At one time I was going to put a 8-BA flathead in a 65 mustang convertible. I use to run in the 15's in the 80's with it in a 1950 Ford 2 door sedan. Use to love to outrun stock mustangs with it and show them that tiny engine. Small but so darn heavy. Mine is bored .125" over, Melling, cam, Melling oil pump, ported, dual valve springs, adjustable lifters and balanced. I also probably cut 10 lbs. off the flywheel and adapted a 10" shafer clutch disc to my pressure plate I built. It also has a 1962 Chevy Corvette dual point centrifugal advance distributor.
The car has sat in the barn since 1972 was fun to drive just had so many over the years. BTW I have I think 7 or 8 more flatheads and couple Mercury. I found two more sets of Jahns Racing pistons I bought back in the 60's from Honest Charlie.
Knock on wood. That car would turn all the spark plugs cherry red at night on a hard run and by a hard run a 10 mile road race. I still used Iron heads my boss always said were better than the aluminum heads. Never had an overheating issue like some. I drove it from 1964 till 1971 when I got a new Maverick Grabber. The second day I had the Maverick I tried to make a turn the same speed I did in the 50 Ford and slid into a traffic island and flipped the car up on two wheels on the drivers side. We a ways on the two wheels like a stunt driver. Got so far up it ruined both hub caps and trim rings. I got two new wheels, caps and trim rings and took back to the Ford dealer. Told the service boss I thought it was out of alignment. When I came back he was crazy. Said they had to chain the car down and pull the rear end back in place and was the worst out of any new car he had ever seen, lol.
Flatheads are a cool engine and sure you would get lots of attention. I always wanted to put two turbos on one off the SVO mustang 4 cylinder. As long as you built the engine for torque and not rpm they will live but if you try for rpm with just three main bearings it will blow. I never blew an engine. Had one valve head pop off but stayed in the pocket and did not hurt anything.

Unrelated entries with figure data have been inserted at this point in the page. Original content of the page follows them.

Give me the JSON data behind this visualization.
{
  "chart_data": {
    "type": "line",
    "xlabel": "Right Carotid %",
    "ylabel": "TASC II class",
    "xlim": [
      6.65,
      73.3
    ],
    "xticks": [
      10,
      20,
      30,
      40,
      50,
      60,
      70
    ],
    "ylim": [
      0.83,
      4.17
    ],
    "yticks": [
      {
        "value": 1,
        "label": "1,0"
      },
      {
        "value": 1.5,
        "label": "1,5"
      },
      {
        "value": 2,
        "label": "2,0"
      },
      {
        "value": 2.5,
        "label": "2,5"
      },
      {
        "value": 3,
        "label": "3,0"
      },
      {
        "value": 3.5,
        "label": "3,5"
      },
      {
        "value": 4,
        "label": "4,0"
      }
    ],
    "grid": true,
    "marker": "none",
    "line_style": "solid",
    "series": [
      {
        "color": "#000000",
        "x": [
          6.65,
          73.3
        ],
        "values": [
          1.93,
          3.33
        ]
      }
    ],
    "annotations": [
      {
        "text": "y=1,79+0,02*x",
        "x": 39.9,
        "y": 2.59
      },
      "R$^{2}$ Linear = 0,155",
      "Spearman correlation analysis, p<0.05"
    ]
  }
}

When we raced WKA box stock Briggs and Stratton engines 5 hp use to do the same things to them as we did the Ford and they ran great.
How about a Lincoln V-12 flathead converted to Ardun hemi heads? Talk about smooth V-12 can have perfect balance unlike a V-8.
If you want to build one I have boxes of FelPro Big Bore copper head gaskets. There is a guy in Ohio that casts and machines aluminum flathead blocks with 5 main bearings. I do not have his info. Note the original price on the box for the gaskets, $1.95 I get $25.00 when I sell them, lol.